Early on, George didn’t look like a player coming to dominate. His first half was largely listless, highlighted by turnovers (six overall) and passive play. In the third quarter, George broke out, scoring 20 points, beating back a Suns team that briefly squeezed out a one-point lead by scoring five quick points to put the Clippers back on top. With Jae Crowder, Mikal Bridges and a parade of sturdy Suns defenders draped over him, George powered into the paint, getting to the free throw line eight times—and making all eight of them.
“I just don't understand why it's magnified so much when he doesn’t play well, when he has a bad game,” Lue said. “A lot of people play bad. I'm just happy he came back and played a great game. We needed every bit of it.”
It was just after 9 p.m. when George made his way to a makeshift press conference, a dozen reporters in the room around him, dozens more connected via the Zoom camera in front of him. A sweat soaked tee shirt clung to George’s 6’8” frame, evidence of the effort he has put in. His 735 minutes through 18 games are an NBA high, 130 more than Devin Booker, his closest competition. George acknowledged the stress of the day (“Losing another starter … was tough,” George said), praised Lue for his level headedness (“He's just great at just staying calm and collected.”) and declared that this Clippers team was not going to roll over.

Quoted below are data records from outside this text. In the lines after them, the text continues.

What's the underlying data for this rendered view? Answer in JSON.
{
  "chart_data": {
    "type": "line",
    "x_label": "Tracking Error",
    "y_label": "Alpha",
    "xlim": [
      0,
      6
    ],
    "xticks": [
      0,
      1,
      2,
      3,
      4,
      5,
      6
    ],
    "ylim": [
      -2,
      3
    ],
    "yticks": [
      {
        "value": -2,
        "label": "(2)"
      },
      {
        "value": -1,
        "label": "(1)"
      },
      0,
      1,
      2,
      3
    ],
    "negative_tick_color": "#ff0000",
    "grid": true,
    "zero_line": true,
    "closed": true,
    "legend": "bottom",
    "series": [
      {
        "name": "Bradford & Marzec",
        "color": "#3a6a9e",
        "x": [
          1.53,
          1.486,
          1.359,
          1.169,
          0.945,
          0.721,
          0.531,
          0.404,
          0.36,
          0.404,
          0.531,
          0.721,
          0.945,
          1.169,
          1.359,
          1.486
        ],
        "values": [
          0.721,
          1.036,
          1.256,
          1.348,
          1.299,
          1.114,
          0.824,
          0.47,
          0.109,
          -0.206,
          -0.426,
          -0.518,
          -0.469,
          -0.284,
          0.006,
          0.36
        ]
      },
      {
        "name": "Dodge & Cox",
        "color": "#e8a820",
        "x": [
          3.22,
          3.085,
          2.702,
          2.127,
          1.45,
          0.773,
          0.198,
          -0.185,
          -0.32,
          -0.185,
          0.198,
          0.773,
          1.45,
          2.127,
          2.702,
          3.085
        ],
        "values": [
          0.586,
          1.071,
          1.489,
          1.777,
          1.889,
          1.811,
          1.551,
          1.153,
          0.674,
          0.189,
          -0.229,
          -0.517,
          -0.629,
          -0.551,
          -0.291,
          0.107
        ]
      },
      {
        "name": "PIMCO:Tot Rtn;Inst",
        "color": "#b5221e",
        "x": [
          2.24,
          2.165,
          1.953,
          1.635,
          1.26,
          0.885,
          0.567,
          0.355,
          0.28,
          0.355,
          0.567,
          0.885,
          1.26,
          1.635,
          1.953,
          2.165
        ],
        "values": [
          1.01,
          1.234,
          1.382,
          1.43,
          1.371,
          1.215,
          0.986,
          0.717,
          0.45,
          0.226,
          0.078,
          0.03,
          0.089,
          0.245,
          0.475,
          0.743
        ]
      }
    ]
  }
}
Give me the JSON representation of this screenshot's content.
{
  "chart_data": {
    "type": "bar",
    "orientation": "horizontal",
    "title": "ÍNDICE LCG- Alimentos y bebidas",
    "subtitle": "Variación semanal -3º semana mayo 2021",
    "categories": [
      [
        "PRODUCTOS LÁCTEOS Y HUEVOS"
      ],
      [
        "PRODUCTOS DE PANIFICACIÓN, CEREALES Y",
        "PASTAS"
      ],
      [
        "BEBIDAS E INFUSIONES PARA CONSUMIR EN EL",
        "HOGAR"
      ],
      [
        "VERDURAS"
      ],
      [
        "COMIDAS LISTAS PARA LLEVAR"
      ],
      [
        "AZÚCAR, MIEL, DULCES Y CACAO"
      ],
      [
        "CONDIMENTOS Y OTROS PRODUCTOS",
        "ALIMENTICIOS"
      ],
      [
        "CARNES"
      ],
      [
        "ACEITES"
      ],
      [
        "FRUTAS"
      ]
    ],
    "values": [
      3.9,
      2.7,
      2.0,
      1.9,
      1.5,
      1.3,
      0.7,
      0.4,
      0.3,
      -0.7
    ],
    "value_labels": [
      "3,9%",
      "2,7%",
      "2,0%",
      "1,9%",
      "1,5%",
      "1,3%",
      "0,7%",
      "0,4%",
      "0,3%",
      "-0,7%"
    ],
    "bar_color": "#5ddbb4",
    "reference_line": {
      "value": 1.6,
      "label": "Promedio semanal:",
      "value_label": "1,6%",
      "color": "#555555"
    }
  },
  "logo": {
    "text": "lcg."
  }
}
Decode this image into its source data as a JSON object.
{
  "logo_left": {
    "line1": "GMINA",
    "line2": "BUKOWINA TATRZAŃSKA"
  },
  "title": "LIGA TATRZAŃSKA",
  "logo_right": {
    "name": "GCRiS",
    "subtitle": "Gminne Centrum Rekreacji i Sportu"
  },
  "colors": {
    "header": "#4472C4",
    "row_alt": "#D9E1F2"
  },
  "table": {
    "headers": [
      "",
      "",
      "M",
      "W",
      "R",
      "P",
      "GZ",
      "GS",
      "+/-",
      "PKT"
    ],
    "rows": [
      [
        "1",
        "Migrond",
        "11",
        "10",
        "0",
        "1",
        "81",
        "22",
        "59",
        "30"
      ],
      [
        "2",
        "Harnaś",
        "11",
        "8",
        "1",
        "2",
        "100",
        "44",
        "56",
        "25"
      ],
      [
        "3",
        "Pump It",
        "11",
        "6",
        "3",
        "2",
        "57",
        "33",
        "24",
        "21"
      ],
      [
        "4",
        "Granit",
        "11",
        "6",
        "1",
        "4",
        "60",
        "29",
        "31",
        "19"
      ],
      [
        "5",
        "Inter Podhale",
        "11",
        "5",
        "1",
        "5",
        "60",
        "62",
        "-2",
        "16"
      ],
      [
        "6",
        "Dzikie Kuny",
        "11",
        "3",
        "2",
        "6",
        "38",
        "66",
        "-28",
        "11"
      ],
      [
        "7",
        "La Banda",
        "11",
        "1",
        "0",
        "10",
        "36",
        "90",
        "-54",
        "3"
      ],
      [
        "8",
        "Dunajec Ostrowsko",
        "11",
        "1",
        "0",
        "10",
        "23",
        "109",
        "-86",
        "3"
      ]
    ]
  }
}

“If they were going to finish this series off, they were going to have to work for it,” George said. “We weren’t going to just throw in the towel. The fact of the matter is, they got to beat us.”
Indeed. The Clippers didn’t regain control of this series on Monday. Far from it. They still trail 3–2, and will need to win in L.A. and Phoenix to advance. But there is a noticeable confidence. George and Morris reminded reporters just how close these games have been. That if not for the Valley-Oop in Game 2 and an anemic offensive performance in Game 4, this matchup could look decidedly different. “This series easily could have been 3–1 our way,” said Morris. And with Leonard, Ibaka and Zubac on the sidelines, the pressure is on Phoenix now. The Clippers are suddenly the team playing with house money.
George, though, believes the Clippers can win. And his team believes in him. “We don’t have to pump him up,” Cousins said. “He’s going to make the right play, and he’s unguardable.” As George exited the game, Lue pulled him close. Neither would reveal specifics of the conversation (“A lot of MFs and bleep-this and bleep-that in there,” George said) but the message was simple: Way to play. Two more. L.A. has already been left for dead twice now. The Clippers, yet again, are not dead yet.